L’irruption du Christ nous désoriente
Alors il nous faut tirer les conséquences de cette parabole du figuier. Ce n’est pas à cause de la grande détresse et des catastrophes qui se profilent devant nous que Jésus vient nous sauver, mais plutôt parce que Jésus vient nous sauver que se profilent devant nous détresses et catastrophes. Dit comme cela, cela nous semble choquant. Nous pensons, à l’inverse, que si Jésus vient, c’est pour nous sauver ; que Sa venue dans notre monde est ce qui mettra fin à toutes les tribulations, à toutes les détresses, et c’est vrai. Mais pour cela, il faut que ce monde passe. La venue du Verbe éternel de Dieu dans notre monde le fait craquer de toute part car ce monde clos ne peut contenir en lui toute l’immensité de l’infini de Dieu. Si le Royaume de Dieu est comme une graine plantée dans notre terre, alors il faut qu’il pousse, et qu’il ouvre notre Terre en deux pour pouvoir y faire advenir sa nouveauté radicale.
L’irruption du Christ dans notre monde nous désoriente, nous fait perdre nos repères, nos sécurités, nos illusions d’immutabilité.

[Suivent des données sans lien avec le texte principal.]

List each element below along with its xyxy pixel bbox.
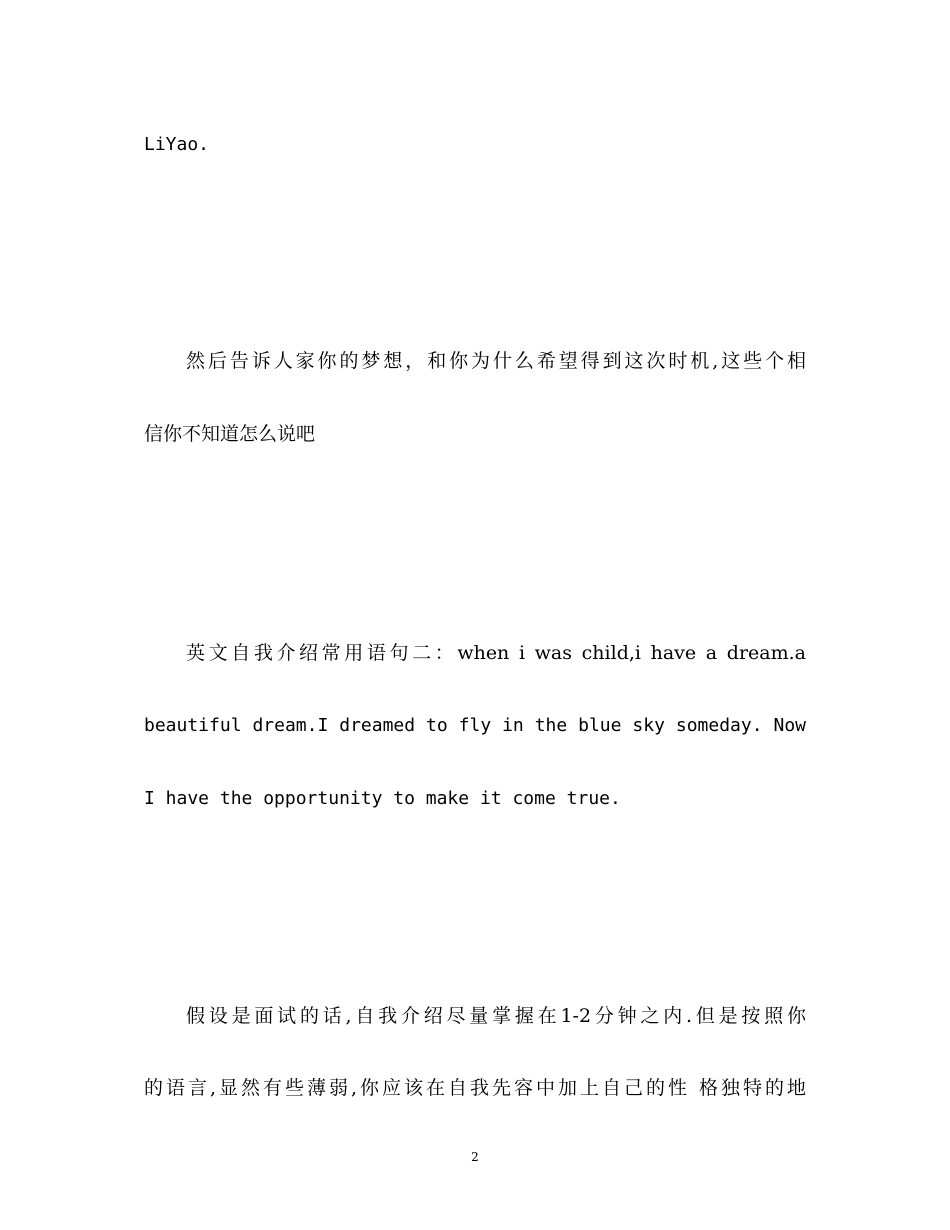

Il n’est d’ailleurs pas étonnant que ce grand chambardement concerne les astres du ciel, le soleil, la lune et les étoiles, car ils sont nos points de repères, ceux qui rythment le temps et nous situent dans l’espace. L’irruption du Christ dans notre monde nous désoriente, nous fait perdre nos repères, nos sécurités, nos illusions d’immutabilité. Pour que le Christ vienne, pour qu’Il vienne faire toutes choses nouvelles, il faut que le ciel et la terre passent, il faut que cet ordre déchu soit mis à bas, pour que puisse germer l’ordre nouveau, celui où le Christ sera "tout en tous".
La vertu de la crise
Ce qui est vrai de notre monde, est vrai aussi de chacune de nos âmes. Je crois que nous ne nous rendons pas assez compte du bouleversement que représente l’irruption du Christ dans une vie ; de ce que cela implique de renoncements, d’effondrement même. Trop souvent, nous parlons du Christ comme nous vendrions un produit de supermarché : "Tu vas voir, ça va changer ta vie, avec Jésus tout est plus beau, tout est mieux, tout est plus grand. Il va te guérir, te donner la joie, te donner la paix…" On ne sait plus trop si on parle du Christ ou d’un yaourt au bifidus actif. Tout cela est vrai, certes, mais ne se fait qu’au prix d’un effondrement, du drame de la mort et de la résurrection. Et l’on oublie trop souvent cette dimension de crise que nécessairement, l’irruption du Christ dans nos vies doit nous faire traverser. N’allez pas chez ceux qui veulent vous vendre une vie chrétienne sans crise, sans bouleversement, sans catastrophe. Une foi où tout est rose, où "tout le monde il est beau" et où rien de mauvais ne peut vous arriver. Ceux-là ne vous conduiront pas au Christ.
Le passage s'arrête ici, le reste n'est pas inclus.